La présidente de Radio-Canada et CBC Catherine Tait en comité parlementaire mardi. Crédit image: THE CANADIAN PRESS/Adrian Wyld

OTTAWA – La PDG de Radio-Canada et CBC, Catherine Tait, défend toujours la stratégie de la haute direction de couper de manière égalitaire le nombre de postes entre son secteur anglophone et francophone.

56 % des fonds publics vont au secteur anglophone de l’entreprise contre 44 % au penchant francophone alors que les revenus générés par la CBC sont de 54 % contre 46 % pour Radio-Canada, a-t-elle expliqué.

« Alors on parle d’une parité quasi proportionnelle. Quand on regarde les compressions à CBC/Radio-Canada, notre approche est de regarder les deux marchés », a-t-elle soutenu lors d’une comparution parlementaire mardi à Ottawa.

En décembre, le radiodiffuseur a annoncé qu’il prévoyait de supprimer 10 % de son effectif : 250 emplois tant du côté anglophone que du côté francophone ainsi que 200 postes vacants. Ces coupes égalitaires avaient soulevé des questionnements au sein de la boîte et aussi au Parlement. Dans les derniers jours, Radio-Canada et Le Devoir ont rapporté que le Commissariat aux langues officielles a ouvert un enquête, à la suite de plaintes, questionnant si les coupe respecteraient la Loi sur les langues officielles.

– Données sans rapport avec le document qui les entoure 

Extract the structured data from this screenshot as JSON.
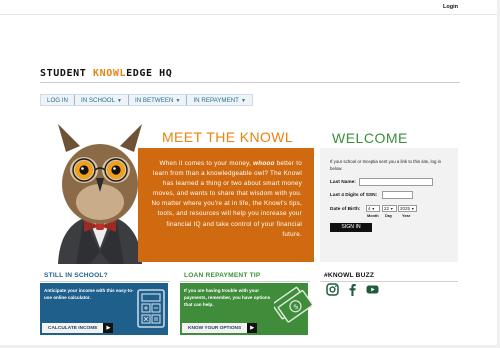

Les compressions annoncées visent à combler un trou budgétaire de 125 millions de dollars en 2024, même si Catherine Tait a répété à de multiples reprises lors de son témoignage qu’il s’agissait de « projections » qui pourraient être compensées « par une amélioration du financement du gouvernement et une amélioration des résultats des revenus publicitaires ».

Les dirigeants du radiodiffuseur ont rappelé que sur les coupes de 40 millions de dollars au niveau de la production indépendante, la CBC devra trouver 25 millions de dollars en économies alors que son confrère francophone devra en éponger moins, 15 millions de dollars. Ce choix a été pris en considérant que les productions en français en milieu minoritaire soient protégées, ont assuré les hauts dirigeants devant le Comité permanent du patrimoine canadien.

« On est en train de prendre le temps nécessaire pour voir où l’on va faire nos coupes. Il y a des contenus de la programmation qui viennent à leur fin… il y a certaines émissions qui ne seront pas renouvelées », a partagé Dany Meloul, vice-présidente principale à Radio-Canada.

Catherine Tait a aussi soutenu qu’il est déjà prévu qu’il y ait un déclin pour les revenus publicitaires générés par le penchant francophone en 2024 ce qui nuit financièrement à Radio-Canada. Cette dernière admet que le secteur télévisé anglophone est beaucoup moins compétitif alors que son penchant francophone obtient de meilleures parts de marché.

« On regarde la radio de CBC, on est numéro un sur 22 marchés et sur les services numériques, numéro un aussi », balance -t-elle.

Radio-Canada
Le siège torontois de Radio-Canada sur la rue Front. Crédit image : Rudy Chabannes

Pas de décision sur les bonis des dirigeants

La PDG de la société d’État a indiqué que c’était au conseil d’administration que revenait de décider si les employés recevront ou non un boni, qui sera déterminé à la fin mars, elle qui a préféré insister sur des primes de rendement. Les employés qui rencontrent complètement ou partiellement leurs indicateurs de rendement au sein de leur contrat se verront alors accorder une rémunération vis-à-vis de ces objectifs. En 2022, c’est 14,9 millions de dollars qui ont été accordés en primes à des dirigeants du radiodiffuseur.

Les compressions surviennent alors que le gouvernement Trudeau a demandé aux différents ministères et organismes fédéraux de trouver 3,3 % d’économie au sein de leur budget respectif. Le NPD et le Bloc Québécois demandent à ce que CBC/Radio-Canada soit exempt d’un tel plan financier, « un scénario qui aiderait », a commenté Catherine Tait.